Sous le thème « Le spatial au service de la sécurité et de la défense : applications et géointelligence pour la sécurisation de nos territoires », la Sénégal Space Week vise à consolider la place du pays dans l’écosystème africain des technologies spatiales.
Les technologies spatiales, nouveaux enjeux de puissance
Lors d’une intervention remarquée, le ministre des Forces armées, Biram Diop, a souligné que la compétition internationale se joue désormais autant dans l’espace que sur les terrains militaires traditionnels. Selon lui, les capacités spatiales sont devenues des outils incontournables pour garantir la souveraineté des nations, notamment dans des domaines critiques comme :
- La surveillance des frontières
- La cybersécurité et le renseignement stratégique
- La sécurité maritime
- La lutte contre le terrorisme
- La prévention des catastrophes naturelles
« La maîtrise des capacités spatiales n’est plus une option. Elle est devenue une nécessité absolue pour notre pays. »

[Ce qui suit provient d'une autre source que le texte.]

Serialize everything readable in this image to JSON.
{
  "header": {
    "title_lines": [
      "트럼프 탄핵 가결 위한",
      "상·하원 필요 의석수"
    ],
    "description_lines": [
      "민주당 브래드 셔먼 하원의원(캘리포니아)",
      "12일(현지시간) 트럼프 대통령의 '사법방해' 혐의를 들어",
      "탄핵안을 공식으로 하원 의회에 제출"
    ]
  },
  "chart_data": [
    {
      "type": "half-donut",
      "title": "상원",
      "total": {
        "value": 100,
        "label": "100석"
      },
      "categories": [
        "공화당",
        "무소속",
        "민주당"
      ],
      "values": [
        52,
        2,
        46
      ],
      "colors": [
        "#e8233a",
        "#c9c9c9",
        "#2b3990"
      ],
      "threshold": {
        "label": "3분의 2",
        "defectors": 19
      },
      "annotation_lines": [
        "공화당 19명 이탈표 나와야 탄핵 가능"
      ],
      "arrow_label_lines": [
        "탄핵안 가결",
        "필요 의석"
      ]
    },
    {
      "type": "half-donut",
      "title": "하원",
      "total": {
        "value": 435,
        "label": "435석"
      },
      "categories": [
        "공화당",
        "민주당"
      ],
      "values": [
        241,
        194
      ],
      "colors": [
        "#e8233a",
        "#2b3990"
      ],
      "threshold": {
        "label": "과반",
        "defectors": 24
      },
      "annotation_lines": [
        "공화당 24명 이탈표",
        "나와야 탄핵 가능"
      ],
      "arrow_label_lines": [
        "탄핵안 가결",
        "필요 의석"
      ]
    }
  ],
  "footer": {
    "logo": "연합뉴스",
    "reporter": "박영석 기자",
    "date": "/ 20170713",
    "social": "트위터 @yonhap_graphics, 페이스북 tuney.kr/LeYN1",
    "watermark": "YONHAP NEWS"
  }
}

Ces propos, tenus devant un public d’experts et de décideurs, reflètent l’urgence stratégique pour le Sénégal d’investir dans ces technologies.
Une approche intégrée : géointelligence et infrastructures dédiées
Le Directeur général de l’ASES, Maram Kaïré, a détaillé une vision structurelle pour le projet spatial sénégalais. Selon lui, l’exploitation combinée des satellites, de l’intelligence artificielle et des systèmes d’information géographique permettra au pays de renforcer ses capacités d’analyse, d’anticipation et d’aide à la décision publique. Un partenariat actif avec les Forces de défense et de sécurité a été mis en avant pour développer des solutions de géointelligence adaptées aux besoins nationaux.
Parmi les projets concrets évoqués, on retrouve :
- La construction du premier observatoire d’astronomie et d’astrophysique du Sénégal à Khombole, dont la première pierre a été posée en novembre 2025.
- La mise en place de stations de réception et de traitement des données satellitaires.
- Le développement de plateformes de calcul intensif et de centres d’innovation.
- La création de futurs centres d’assemblage et de tests de microsatellites.
Ces infrastructures permettront au Sénégal de bâtir progressivement une industrie scientifique et technologique nationale autour du spatial, réduisant ainsi sa dépendance aux acteurs étrangers.
Diplomatie spatiale : renforcer l’influence du Sénégal à l’international
Le pays ambitionne également de jouer un rôle plus important dans les instances internationales du spatial. Depuis sa création, l’ASES multiplie les partenariats avec des agences spatiales, des institutions scientifiques et des organisations internationales. L’objectif ?
- Favoriser le transfert de compétences
- Attirer des investissements technologiques
- Renforcer les capacités nationales
Pour Maram Kaïré, cette stratégie vise à faire du Sénégal « une voix crédible, respectée et constructive » dans les débats internationaux liés à la gouvernance spatiale. Une ambition qui s’appuie sur une diplomatie technologique proactive.
Capital humain : le socle de l’ambition spatiale sénégalaise
Les autorités ont également souligné l’importance de miser sur la jeunesse et les compétences locales. Plusieurs priorités ont été identifiées :
- La formation d’ingénieurs spécialisés dans les technologies spatiales
- Le développement des filières scientifiques au sein des universités
- La vulgarisation des technologies spatiales auprès du grand public
- L’accompagnement des jeunes talents et la spécialisation universitaire
« Aucune ambition spatiale ne peut se concrétiser sans un investissement massif et continu dans le capital humain. »
Cette approche holistique, combinant infrastructure, innovation et formation, place le Sénégal sur la voie d’une souveraineté technologique durable. En insistant sur ces leviers, le pays cherche à s’imposer comme un acteur clé dans la nouvelle géographie mondiale des technologies de pointe, où les données, l’IA et les satellites deviennent des instruments majeurs de puissance économique et géopolitique.